The stories he heard included a graphic account by a former meningitis patient of being dragged down a black pit by a man with three legs. In another, a man who suffered severe fatigue while serving as a soldier in Germany, remembered seeing black robed figures who seemed to be impressing upon him the word "Manx". Several people have written to him with dentist-chair experiences, which suggests there may be a link with anaesthesia.

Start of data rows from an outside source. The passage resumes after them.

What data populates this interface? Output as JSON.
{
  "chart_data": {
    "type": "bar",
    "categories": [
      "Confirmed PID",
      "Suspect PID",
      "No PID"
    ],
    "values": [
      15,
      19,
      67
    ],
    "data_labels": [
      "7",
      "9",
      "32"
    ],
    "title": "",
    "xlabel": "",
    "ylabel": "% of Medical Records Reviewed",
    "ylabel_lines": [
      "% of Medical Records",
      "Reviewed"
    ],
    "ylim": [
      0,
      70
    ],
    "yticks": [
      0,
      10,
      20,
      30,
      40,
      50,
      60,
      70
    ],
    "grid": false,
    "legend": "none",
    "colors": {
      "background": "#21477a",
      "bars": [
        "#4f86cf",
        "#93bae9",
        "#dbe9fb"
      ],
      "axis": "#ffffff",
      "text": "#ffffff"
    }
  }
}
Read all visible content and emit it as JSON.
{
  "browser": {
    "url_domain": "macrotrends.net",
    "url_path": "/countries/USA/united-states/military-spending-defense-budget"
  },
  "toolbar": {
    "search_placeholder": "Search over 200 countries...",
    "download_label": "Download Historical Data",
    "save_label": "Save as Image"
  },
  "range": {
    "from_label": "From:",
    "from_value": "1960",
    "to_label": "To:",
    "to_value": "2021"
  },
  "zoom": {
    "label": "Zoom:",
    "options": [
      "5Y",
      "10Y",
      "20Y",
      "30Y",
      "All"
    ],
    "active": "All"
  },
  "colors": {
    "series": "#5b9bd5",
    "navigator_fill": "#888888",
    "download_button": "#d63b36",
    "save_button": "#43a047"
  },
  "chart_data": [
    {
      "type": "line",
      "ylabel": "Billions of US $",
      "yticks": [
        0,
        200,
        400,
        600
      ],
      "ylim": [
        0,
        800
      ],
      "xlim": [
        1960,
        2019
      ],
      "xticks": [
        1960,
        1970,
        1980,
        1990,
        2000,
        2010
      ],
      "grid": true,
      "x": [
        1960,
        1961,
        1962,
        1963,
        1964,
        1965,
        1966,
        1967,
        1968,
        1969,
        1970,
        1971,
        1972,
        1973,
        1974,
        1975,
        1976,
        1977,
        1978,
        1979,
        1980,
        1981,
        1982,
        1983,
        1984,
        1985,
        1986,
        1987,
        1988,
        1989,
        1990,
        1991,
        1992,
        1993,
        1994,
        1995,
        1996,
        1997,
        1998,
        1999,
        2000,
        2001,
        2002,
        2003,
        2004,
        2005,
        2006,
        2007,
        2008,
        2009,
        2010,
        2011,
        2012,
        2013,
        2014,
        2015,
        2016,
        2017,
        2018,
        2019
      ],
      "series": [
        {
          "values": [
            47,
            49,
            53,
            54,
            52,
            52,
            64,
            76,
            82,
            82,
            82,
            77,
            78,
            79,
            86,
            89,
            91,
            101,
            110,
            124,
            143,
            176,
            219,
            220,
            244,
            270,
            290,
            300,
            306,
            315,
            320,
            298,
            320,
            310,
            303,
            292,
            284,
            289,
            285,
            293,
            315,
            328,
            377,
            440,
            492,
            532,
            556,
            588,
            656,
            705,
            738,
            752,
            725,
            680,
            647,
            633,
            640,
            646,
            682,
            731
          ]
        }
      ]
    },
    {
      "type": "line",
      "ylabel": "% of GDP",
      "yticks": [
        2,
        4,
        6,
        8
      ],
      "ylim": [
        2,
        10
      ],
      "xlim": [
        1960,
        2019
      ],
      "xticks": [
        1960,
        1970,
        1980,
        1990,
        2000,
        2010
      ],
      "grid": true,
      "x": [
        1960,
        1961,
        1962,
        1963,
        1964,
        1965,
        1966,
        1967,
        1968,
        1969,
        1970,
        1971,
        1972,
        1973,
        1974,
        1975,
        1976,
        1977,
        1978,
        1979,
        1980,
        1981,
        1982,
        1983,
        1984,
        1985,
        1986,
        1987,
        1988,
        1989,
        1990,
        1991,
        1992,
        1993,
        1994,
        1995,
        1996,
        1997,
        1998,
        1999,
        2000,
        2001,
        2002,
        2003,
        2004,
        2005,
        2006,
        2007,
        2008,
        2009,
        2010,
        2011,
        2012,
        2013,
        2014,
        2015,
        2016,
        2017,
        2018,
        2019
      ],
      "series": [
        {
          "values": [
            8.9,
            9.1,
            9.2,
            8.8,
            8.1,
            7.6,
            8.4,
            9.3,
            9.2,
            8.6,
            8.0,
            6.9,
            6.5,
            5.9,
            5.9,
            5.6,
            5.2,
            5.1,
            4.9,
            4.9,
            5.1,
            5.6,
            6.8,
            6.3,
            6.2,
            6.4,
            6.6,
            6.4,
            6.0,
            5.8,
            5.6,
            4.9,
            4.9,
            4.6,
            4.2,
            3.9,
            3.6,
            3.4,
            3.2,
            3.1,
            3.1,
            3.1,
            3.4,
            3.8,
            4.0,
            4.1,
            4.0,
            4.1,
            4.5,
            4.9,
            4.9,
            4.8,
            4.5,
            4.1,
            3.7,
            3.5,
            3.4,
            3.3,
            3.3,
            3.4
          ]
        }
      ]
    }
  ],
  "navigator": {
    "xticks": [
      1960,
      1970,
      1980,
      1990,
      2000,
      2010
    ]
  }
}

For the moment, he is developing a database of names and addresses and drawing up a suitable questionnaire. This will include questions about his subjects' religious background and whether the experience has had any effect on their beliefs. It will also ask whether they can identify any circumstances in their social or moral lives which may have contributed to their negative experience of near-death. "It is very difficult to be objective in ascertaining this aspect so we will leave it up to them to decide whether they deserved it," Lawrence says. "Some say that the experience was one they needed at the time. There are people who have tried to push it out of their minds and they find writing to me a therapy in itself."

He will also be trying to assess the parapsychological factors which may lead to negative near-death experiences. "Many people having NDEs report coming out of their body and seeing something going on in a remote place," he says. "For example, they can travel to another hospital ward and see an operation taking place."

Finally, he will look at medical factors, including assessing the general psychological health of the subjects. He tries to collect as many details as possible about surgical operations in which people have had near-death experiences, including when and where the surgery took place, who performed it and what medication was used. This allows him to check whether his informers are telling the truth and whether the circumstances of the operation, particularly the anaesthetic, may have caused their experience.

He has been offered the chance to write a book on his research for general readers. But he also plans a more learned tome. A general book would be more therapeutic, he says. "It would help people by giving them the knowledge they are not alone."